The AI competitive landscape reshuffled dramatically. Meta's ~$100B commitment over five years to AMD — covering 6GW of AI power deployment using MI450 chips, with 160M warrants (~10% equity) vesting at $600/share — is not a procurement contract; it is strategic diversification away from NVIDIA dependency. This deal, combined with IBM's collapse on the Claude Code announcement, defines the new AI fault line: infrastructure commoditization (AMD gaining vs. NVDA) and software moat destruction (AI agents replacing human consulting hours in COBOL and beyond). Dell Technologies ($113.5B record revenue, $43B AI server backlog) and CoreWeave ($5.1B revenue, +168% y/y, $30–35B FY26 CapEx guided) confirm the buildout is accelerating; valuation multiples are compressing even as fundamental demand strengthens.
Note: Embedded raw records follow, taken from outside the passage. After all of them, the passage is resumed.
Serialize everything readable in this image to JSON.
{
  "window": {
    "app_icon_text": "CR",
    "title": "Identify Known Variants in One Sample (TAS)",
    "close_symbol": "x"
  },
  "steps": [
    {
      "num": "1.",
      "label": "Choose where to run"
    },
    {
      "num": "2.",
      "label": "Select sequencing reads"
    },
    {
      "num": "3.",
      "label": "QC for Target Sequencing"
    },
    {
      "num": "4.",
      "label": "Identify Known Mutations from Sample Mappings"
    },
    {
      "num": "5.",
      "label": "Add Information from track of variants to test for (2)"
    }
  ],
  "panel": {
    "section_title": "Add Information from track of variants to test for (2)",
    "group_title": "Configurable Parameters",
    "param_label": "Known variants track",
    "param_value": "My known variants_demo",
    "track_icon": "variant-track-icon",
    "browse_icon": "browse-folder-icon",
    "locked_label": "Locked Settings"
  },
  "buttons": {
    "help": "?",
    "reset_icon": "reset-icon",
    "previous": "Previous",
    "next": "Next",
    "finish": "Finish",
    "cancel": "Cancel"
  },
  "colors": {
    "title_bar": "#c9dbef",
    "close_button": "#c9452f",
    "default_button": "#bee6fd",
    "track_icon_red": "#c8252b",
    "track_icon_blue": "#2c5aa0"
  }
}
The private credit fault line deserves priority attention. Morgan Stanley's North Haven PIF (~$8B AUM) returned only 45.8% of exit requests, fulfilling just $169M while imposing a 5% quarterly redemption cap. Cliffwater ($33B AUM) received 14% redemption requests but returned only 7%. BlackRock HPS fulfilled ~50% of 9.3% requested. Deutsche Bank has warned of $30B in exposure. This is not a 2008 replay — the leverage structures are different — but the illiquidity mismatch between investor expectations and fund structures is creating the first visible cracks in the $1.8–2.0T private credit ecosystem. If AI software margins compress and mid-market tech defaults rise, private credit stress transitions from noise to systemic crisis.
The tactical playbook involves four high-conviction positions: (1) Overweight the AMD/Meta ecosystem versus pure NVDA concentration — the $100B deal signals durable hyperscaler intent to commoditize inference hardware; (2) Short legacy IT consulting (IBM, Accenture, Cognizant) as Claude Code proves AI destroys billable-hour moats for legacy migrations; (3) Long SLV as a dual-purpose hedge that captures both macroeconomic inflation stress and AI industrial silver demand; (4) Screen for 'Block Dynamics' — mature tech firms aggressively automating workflows and guiding margin expansion despite flat top-line growth deserve premium multiples. The March 18 FOMC meeting and the July 24 Section 122 tariff expiration are the two invalidation dates that could materially reprice this scenario matrix.